* Ankara and Baghdad at odds over fugitive vice president
* Baghdad and Iraqi Kurdistan also at odds
* Turkey aims to increase involvement in Iraq energy sector
By Evrim Ergin and Ozge Ozbilgin
ISTANBUL/ANKARA, Nov 9 (Reuters) - Turkey is set to reject a company’s application to import natural gas from northern Iraq after it failed to produce the necessary purchase agreement in time because of political tensions, energy officials told Reuters.
Turkish company Siyahkalem Ltd had applied to energy markets watchdog EPDK to import gas between 2014-2033, starting with annual volume of 700 million cubic metres and rising to 3.2 bcm.
The firm had to deliver a purchase agreement to the regulator within 90 days after the EPDK initially ruled that its application was acceptable, but it failed to do so, the officials said.
“The political developments being experienced between Turkey and Iraq and between the central Iraqi government and the Northern Iraqi Kurdish government had an impact in the failure to secure the agreement,” one of the Turkish energy officials said.
Turkey has been developing its interest in the Iraqi energy sector, despite tensions with Baghdad after Ankara gave refuge to Iraq’s fugitive vice president, Tareq al-Hashemi, who has been sentenced to death by an Iraqi court.

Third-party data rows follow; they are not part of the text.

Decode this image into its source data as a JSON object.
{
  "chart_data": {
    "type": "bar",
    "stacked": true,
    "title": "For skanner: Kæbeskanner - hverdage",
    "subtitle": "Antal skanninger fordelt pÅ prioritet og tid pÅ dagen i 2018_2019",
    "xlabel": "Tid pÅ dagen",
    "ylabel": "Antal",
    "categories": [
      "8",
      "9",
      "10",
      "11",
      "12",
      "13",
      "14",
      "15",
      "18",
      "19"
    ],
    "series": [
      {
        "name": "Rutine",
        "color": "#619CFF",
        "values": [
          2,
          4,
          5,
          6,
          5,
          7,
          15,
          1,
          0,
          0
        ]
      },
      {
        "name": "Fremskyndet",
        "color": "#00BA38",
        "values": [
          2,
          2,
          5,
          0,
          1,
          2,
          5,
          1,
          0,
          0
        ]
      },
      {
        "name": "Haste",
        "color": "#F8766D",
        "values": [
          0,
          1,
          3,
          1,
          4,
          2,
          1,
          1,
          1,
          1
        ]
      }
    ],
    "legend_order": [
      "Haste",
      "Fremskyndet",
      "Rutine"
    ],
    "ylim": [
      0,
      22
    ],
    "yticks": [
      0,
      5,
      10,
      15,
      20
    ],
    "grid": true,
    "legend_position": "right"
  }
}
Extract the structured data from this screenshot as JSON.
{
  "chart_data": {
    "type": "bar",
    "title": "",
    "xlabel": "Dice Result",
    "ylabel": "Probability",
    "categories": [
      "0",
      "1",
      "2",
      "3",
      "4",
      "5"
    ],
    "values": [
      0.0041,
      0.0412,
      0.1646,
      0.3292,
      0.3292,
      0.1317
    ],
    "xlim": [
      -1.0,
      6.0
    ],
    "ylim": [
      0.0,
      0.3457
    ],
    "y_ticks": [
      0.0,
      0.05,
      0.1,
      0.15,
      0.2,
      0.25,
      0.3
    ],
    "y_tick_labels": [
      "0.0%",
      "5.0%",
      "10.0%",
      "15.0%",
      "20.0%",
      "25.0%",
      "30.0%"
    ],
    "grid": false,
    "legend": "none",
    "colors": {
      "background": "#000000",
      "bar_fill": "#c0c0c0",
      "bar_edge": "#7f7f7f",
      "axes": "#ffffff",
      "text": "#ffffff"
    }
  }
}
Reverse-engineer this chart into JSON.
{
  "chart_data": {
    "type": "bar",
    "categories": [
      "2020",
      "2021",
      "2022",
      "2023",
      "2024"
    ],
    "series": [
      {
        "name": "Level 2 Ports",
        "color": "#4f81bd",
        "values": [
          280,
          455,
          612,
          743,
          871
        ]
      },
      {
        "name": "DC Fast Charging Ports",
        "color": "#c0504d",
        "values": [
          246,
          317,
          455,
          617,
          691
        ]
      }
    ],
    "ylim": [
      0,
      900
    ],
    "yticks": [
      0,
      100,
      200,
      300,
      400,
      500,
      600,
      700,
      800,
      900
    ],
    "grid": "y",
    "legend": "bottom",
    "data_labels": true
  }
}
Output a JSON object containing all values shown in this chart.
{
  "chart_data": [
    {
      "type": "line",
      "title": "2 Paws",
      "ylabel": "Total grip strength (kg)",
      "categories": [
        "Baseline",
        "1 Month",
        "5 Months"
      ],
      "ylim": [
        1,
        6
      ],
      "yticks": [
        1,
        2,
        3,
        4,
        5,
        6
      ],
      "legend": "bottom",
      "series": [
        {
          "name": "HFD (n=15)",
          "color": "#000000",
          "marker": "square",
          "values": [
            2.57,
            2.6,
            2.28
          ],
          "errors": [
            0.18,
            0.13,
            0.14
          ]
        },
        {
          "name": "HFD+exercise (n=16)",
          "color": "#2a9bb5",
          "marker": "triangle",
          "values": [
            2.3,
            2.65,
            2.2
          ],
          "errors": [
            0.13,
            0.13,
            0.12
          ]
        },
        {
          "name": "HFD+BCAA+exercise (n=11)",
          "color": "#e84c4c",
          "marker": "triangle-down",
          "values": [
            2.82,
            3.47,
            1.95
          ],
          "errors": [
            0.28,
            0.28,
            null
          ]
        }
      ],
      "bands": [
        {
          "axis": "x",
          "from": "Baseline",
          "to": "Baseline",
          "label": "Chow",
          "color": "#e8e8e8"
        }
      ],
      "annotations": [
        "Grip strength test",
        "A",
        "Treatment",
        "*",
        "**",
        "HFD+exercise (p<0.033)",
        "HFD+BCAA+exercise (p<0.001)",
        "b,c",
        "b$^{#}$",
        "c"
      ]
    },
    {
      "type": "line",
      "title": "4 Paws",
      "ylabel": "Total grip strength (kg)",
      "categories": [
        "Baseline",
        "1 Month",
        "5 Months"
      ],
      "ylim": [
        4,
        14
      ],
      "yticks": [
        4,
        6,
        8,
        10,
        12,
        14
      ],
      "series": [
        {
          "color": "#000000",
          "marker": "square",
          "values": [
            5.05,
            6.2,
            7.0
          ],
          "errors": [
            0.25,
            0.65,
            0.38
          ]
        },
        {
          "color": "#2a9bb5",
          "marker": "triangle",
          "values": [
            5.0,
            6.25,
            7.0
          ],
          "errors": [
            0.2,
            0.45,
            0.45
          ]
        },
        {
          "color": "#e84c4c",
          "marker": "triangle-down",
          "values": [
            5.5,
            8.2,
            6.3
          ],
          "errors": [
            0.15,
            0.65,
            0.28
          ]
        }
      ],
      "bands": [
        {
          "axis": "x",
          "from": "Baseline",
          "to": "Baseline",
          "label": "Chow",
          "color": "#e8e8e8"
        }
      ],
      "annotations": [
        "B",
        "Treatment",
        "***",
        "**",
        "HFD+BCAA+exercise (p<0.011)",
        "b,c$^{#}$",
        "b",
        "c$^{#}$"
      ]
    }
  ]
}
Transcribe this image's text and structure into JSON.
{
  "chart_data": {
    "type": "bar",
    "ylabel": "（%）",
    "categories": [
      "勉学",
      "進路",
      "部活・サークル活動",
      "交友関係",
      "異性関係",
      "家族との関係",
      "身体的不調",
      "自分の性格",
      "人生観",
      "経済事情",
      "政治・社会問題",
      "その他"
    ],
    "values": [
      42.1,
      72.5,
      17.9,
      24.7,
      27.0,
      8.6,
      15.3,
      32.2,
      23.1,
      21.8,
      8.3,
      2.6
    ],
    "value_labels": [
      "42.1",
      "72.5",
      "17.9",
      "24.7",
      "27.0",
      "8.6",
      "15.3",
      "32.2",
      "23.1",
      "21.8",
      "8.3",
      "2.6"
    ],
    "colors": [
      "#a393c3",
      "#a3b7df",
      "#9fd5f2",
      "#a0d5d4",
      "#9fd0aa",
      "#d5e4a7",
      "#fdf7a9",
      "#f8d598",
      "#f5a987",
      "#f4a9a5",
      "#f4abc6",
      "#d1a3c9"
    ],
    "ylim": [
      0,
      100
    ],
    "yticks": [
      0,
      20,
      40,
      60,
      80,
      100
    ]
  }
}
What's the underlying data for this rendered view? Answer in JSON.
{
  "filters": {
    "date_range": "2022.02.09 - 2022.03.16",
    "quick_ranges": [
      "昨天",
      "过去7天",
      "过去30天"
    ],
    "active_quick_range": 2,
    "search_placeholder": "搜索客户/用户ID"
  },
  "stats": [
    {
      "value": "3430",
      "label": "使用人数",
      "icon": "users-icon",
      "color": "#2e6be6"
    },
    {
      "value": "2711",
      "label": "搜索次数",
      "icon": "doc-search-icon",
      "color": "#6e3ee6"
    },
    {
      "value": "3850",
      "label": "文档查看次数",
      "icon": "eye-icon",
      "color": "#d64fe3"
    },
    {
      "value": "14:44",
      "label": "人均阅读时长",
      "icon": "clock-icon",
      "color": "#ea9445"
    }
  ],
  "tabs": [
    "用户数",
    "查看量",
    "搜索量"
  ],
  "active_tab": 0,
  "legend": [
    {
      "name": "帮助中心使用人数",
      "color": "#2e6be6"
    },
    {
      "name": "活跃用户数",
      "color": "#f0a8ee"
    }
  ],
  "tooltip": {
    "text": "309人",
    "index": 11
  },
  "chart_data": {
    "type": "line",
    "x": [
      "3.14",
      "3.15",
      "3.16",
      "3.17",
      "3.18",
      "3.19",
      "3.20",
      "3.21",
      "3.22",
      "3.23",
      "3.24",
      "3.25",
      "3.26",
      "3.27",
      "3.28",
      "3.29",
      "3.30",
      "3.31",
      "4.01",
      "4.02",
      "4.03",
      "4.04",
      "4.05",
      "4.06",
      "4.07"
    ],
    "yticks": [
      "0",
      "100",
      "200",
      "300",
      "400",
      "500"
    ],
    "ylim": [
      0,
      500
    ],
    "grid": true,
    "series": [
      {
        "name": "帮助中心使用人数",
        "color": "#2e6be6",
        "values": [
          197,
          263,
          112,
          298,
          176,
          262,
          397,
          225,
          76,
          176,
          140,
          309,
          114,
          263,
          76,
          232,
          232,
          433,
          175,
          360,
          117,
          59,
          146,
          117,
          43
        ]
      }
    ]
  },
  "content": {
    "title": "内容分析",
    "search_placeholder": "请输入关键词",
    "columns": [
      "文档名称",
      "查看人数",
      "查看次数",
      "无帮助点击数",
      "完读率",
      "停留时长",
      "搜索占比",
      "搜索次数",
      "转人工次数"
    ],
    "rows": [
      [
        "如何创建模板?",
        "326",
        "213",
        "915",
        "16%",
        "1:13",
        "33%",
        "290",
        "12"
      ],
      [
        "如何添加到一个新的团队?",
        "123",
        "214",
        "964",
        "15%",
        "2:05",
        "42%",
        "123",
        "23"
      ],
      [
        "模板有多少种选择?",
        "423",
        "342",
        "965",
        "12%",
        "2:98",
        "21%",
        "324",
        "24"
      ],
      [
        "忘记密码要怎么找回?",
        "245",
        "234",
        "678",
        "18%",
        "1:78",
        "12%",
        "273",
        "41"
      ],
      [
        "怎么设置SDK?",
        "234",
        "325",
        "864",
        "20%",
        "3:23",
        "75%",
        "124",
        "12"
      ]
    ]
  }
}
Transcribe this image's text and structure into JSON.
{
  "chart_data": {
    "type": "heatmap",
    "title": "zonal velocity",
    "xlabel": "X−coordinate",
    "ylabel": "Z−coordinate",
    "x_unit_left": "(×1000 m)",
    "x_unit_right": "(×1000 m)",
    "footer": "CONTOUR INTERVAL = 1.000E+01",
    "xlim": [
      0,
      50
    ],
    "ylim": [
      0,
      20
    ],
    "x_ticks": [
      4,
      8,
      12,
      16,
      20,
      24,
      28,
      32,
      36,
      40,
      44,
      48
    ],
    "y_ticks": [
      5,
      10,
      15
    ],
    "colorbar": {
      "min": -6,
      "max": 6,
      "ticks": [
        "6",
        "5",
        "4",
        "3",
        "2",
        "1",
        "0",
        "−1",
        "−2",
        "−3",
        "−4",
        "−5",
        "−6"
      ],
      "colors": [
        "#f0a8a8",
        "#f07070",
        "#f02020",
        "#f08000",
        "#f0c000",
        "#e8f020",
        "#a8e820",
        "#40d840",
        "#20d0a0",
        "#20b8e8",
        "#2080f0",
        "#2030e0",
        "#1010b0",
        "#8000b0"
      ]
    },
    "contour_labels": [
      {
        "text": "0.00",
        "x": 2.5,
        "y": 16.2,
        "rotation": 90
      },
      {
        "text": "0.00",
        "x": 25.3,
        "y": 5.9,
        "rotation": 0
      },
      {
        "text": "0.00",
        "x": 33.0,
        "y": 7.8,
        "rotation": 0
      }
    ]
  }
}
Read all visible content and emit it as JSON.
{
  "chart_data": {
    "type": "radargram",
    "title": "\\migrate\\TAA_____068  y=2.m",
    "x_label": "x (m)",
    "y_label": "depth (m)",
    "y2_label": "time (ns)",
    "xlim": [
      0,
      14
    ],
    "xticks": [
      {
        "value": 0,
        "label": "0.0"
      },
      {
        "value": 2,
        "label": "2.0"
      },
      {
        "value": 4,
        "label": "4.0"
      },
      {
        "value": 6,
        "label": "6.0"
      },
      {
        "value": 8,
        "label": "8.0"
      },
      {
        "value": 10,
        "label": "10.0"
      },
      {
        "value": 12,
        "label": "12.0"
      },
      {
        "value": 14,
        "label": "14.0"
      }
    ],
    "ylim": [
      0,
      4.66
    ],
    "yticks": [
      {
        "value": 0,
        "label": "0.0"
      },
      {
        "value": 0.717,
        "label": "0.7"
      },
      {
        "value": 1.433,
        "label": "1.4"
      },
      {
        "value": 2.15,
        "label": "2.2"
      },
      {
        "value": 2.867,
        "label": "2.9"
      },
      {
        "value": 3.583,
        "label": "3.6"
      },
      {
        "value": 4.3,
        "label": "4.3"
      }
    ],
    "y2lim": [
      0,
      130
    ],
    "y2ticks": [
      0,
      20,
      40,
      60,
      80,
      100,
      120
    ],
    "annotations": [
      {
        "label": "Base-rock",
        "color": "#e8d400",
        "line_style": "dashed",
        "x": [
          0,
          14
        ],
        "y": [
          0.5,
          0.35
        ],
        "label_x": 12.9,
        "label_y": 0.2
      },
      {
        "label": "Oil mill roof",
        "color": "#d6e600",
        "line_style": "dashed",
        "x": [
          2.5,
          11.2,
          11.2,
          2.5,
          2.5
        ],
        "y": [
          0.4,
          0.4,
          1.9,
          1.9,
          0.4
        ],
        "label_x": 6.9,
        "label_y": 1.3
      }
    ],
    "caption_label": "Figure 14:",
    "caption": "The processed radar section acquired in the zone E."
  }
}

Iraq has also asked Turkey to stop attacks on Kurdish rebel forces sheltering across the border in northern Iraq, a Kurdish autonomous region over which Baghdad has little control and with which Ankara has forged close ties in recent years.
Iraq’s cabinet said on Wednesday it was expelling Turkey’s state-owned TPAO from its exploration block 9 oilfield for an unspecified reason, although denying it was prompted by any move by the Turkish company into Kurdistan.
According to regulations on obtaining a natural gas import licence in Turkey, companies have to present a contract from the supplier country and company to prove that the resource will be transferred.
Sources close to Siyahkalem said the firm had asked for additional time from the regulator but that the regulator had not responded yet and the process was continuing.